Jeffrey M. Klink (jklink@klink-co.com) is President and CEO of Klink & Co., headquartered in Pittsburgh, Pennsylvania, USA.
Hotlines can often be the most valuable tool in the compliance, legal, and human resources toolbox. The Association of Certified Fraud Examiners’ “Report to the Nations: 2018 Global Study on Occupational Fraud and Abuse”[1] found that most fraud is identified and resolved because of a tip reported through the company hotline. In fact, hotline reports often notify organizations about serious problems long before they come to light through other organizational controls.
Different types of monitoring
Organizations can use multiple lines of defense to protect against fraud and misconduct, including hotlines and external and internal auditors. Although having all three resources ensures greater protection, relying on a working hotline is often more effective and a better use of department dollars.
Why are hotlines so effective? Simple. Employees are the first line of defense, and they see firsthand when fraud, harassment, or other misconduct occurs. Having an employee or even a third party, such as a vendor, with direct knowledge of a problem be able to anonymously or directly report a concern is extremely valuable to compliance, legal, and human resources professionals charged with keeping an organization safe.
Second to hotlines, internal auditors are in a position to find potential or ongoing problems in an organization. However, there are limitations in their processes and objectives. Internal auditing units are often minimally staffed, because they are not considered a profit center. Few internal audit staffs are large or well-endowed with money and resources. Therefore, having eyes and ears on every happening in an organization is impossible. Another obstacle for internal auditors is that they are often asked to focus more on minutiae (e.g., making sure that employees are following company travel and entertainment policies), rather than on material problems (e.g., managers creating shell companies as vendors, the vice president initiating inappropriate actions with his staff).

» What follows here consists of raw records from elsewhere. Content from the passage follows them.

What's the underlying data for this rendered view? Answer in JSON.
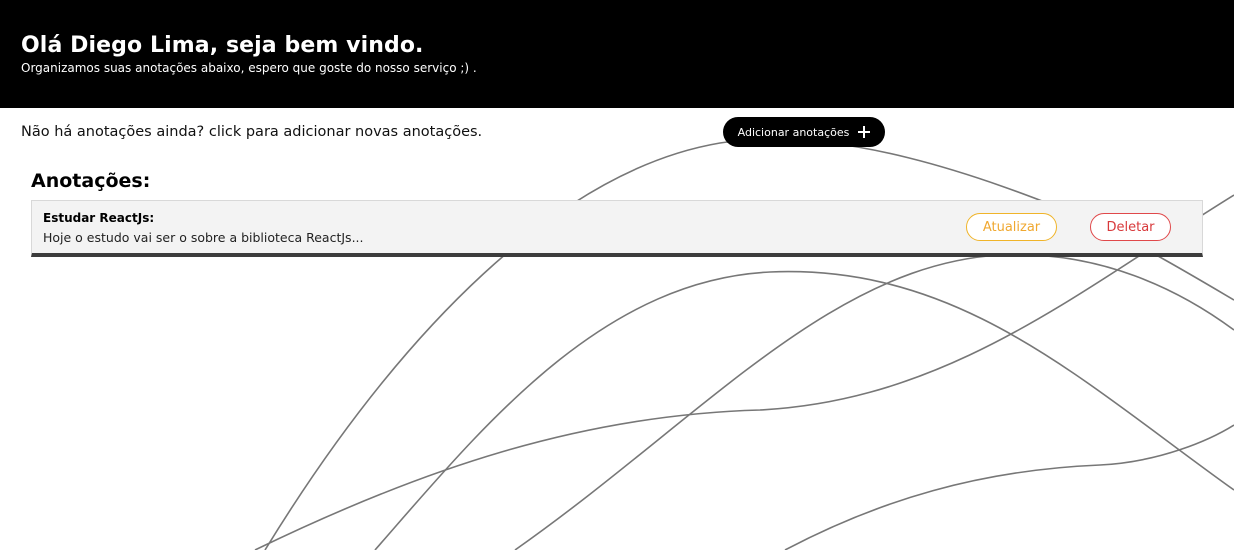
{
  "header": {
    "title": "Olá Diego Lima, seja bem vindo.",
    "subtitle": "Organizamos suas anotações abaixo, espero que goste do nosso serviço ;) ."
  },
  "empty_state": {
    "message": "Não há anotações ainda? click para adicionar novas anotações.",
    "add_button_label": "Adicionar anotações",
    "add_button_icon": "plus-icon"
  },
  "notes_section": {
    "title": "Anotações:",
    "notes": [
      {
        "title": "Estudar ReactJs:",
        "body": "Hoje o estudo vai ser o sobre a biblioteca ReactJs...",
        "update_label": "Atualizar",
        "delete_label": "Deletar"
      }
    ]
  },
  "colors": {
    "header_bg": "#000000",
    "update_accent": "#f0b429",
    "delete_accent": "#e0484a",
    "card_bg": "#f3f3f3",
    "curve_stroke": "#777777"
  }
}
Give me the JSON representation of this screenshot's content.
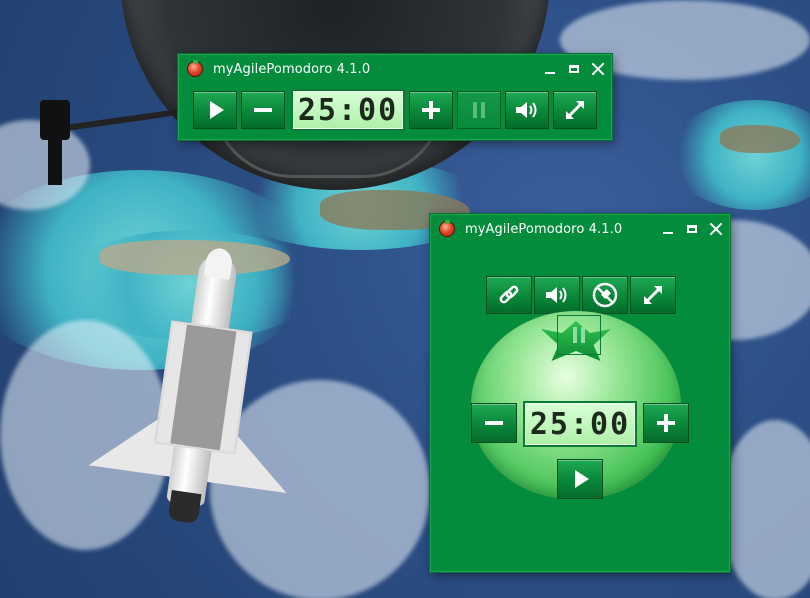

Outside auditors should serve as the last line of defense. They often fail to uncover problems that are obvious to employees and vendors, because finding fraud and other misconduct is beyond the scope of the auditor’s tasks. Outside auditors typically perform “financial statement audits” that, due to the objectives of the audit, cannot possibly find well-hidden kickback schemes or ongoing sexual harassment scenarios. External auditors must rely on the information the client provides to them. This is not an effective way to find problems that others are trying to hide.
Reliance on other tools to find problems simply is not as effective as having a working, effective hotline. Those resources, although skilled, often don’t find glaring problems, but not because they don’t know what they are doing. Rather, they cannot possibly be everywhere and be asked to know everything at all times.